Photo 2. Remnants of cannon.

The two camp counselors poured a charge of black powder down the cannon’s muzzle from two 35 mm film canisters. The black powder used was usually a cannon grade, but at times camp staff would use finer, faster-burning grades intended for black-powder muskets and rifles if cannon-grade powder was not available. On the evening of this incident, a finer-grade powder (FFFg) was used to charge the cannon.

The two counselors then filled two film canisters with sand and placed them into the bore of the cannon along with a wad of toilet paper and a discarded plastic bag off the ground. Without the wadding, the cannon was known to produce only a puff of smoke rather than a loud report. Sometimes a potato or carrot, or other convenient materials were used as wadding.

Next, the counselors placed a small amount of FFFg black powder as a priming charge over the cannon’s touchhole. Some of this extra black powder probably fell down the vent and into the cannon’s breech. Experience had shown that black powder over the touchhole was more effective than a fuse to ensure the cannon fired at the appropriate time during the flag ceremony. On the evening of the incident, the victim was using a 4-foot long stick to light the priming charge over the touchhole. When the two early attempts with burning twine on the end of the stick failed, the victim reportedly placed an additional charge of FFFg black powder over the cannon’s touchhole and also wrapped toilet paper around the end of the stick for a better flame. This also failed to ignite the powder, but repeatedly pushing the end of the stick closer to the touchhole finally ignited the charge causing the cannon to burst. A large portion of the breech struck the victim in the forehead, and he fell unconscious to the ground. The other youth was spun around by the force of the blast, but was uninjured. The victim’s injuries were obviously serious and a request was made to immediately transport him by air ambulance to a medical facility. He died in a hospital, 4 days later.

The youth camp has operated a black-powder program for years, providing instruction in the safe use of black-powder rifles and muskets. The program operates with a ratio of one adult instructor per youth to ensure safety while on the firing range. A camp volunteer with experience in firing black-powder weapons developed the original procedure used to fire the cannon. The original procedure was not written down, but reportedly included using only cannon-grade black powder.

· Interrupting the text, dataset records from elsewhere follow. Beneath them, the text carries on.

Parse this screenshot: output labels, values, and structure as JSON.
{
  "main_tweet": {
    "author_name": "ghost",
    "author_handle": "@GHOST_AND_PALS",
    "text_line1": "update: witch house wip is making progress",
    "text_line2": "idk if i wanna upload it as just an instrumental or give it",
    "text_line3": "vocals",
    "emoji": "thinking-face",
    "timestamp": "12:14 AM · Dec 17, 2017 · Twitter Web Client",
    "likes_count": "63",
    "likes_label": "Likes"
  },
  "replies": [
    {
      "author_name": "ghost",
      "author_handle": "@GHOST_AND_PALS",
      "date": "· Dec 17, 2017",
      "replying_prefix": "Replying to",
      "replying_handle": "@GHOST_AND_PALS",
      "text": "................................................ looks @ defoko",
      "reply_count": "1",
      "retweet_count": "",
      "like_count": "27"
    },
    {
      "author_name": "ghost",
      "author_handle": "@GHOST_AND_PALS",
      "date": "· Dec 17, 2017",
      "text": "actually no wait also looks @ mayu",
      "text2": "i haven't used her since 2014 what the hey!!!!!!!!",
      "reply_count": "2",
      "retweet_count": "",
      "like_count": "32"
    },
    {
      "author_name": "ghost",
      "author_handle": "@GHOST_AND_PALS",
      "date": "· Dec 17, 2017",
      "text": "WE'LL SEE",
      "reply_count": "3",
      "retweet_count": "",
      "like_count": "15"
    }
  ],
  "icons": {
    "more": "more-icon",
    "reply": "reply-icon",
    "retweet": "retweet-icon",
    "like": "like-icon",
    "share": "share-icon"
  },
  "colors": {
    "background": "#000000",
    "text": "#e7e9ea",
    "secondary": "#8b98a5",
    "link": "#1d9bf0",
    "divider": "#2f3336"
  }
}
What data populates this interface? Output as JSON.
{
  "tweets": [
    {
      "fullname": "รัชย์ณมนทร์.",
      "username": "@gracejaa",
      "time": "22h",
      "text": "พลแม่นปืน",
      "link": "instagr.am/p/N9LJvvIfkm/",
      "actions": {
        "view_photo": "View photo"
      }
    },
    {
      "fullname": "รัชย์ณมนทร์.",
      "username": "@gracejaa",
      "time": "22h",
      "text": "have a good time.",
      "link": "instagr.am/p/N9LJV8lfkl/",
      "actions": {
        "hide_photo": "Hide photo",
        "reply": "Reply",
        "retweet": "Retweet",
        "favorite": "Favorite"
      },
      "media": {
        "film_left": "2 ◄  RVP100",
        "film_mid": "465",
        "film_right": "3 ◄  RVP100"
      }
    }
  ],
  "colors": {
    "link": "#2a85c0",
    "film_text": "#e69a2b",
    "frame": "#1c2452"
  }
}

The camp’s national organization has written standards for black-powder programs that do not address using cannons. A training video for the cannon at the camp was prepared, but was not consistently used, and in many details did not demonstrate standard safety procedures. The camp did not develop written procedures for successive youth counselors and therefore procedures were subject to subtle changes over time.

The cannon involved in this incident had been purchased from a local dealer, who was well known for his support of the youth organization running the camp. The cannon, a scaled down replica of a historical British naval artillery piece, was shipped, along with many others like it, into the United States from England in the 1960’s. The cannon had been imported as a solid casting and then had been bored, and a touchhole added, by a subsequent owner in the United States. The dealer acquired and sold the piece as a cannon prepared to fire black-powder charges. According to the employer, there was no literature accompanying the cannon at the time of sale, and a minimal amount of verbal instructions on how to load, fire, or care for the weapon.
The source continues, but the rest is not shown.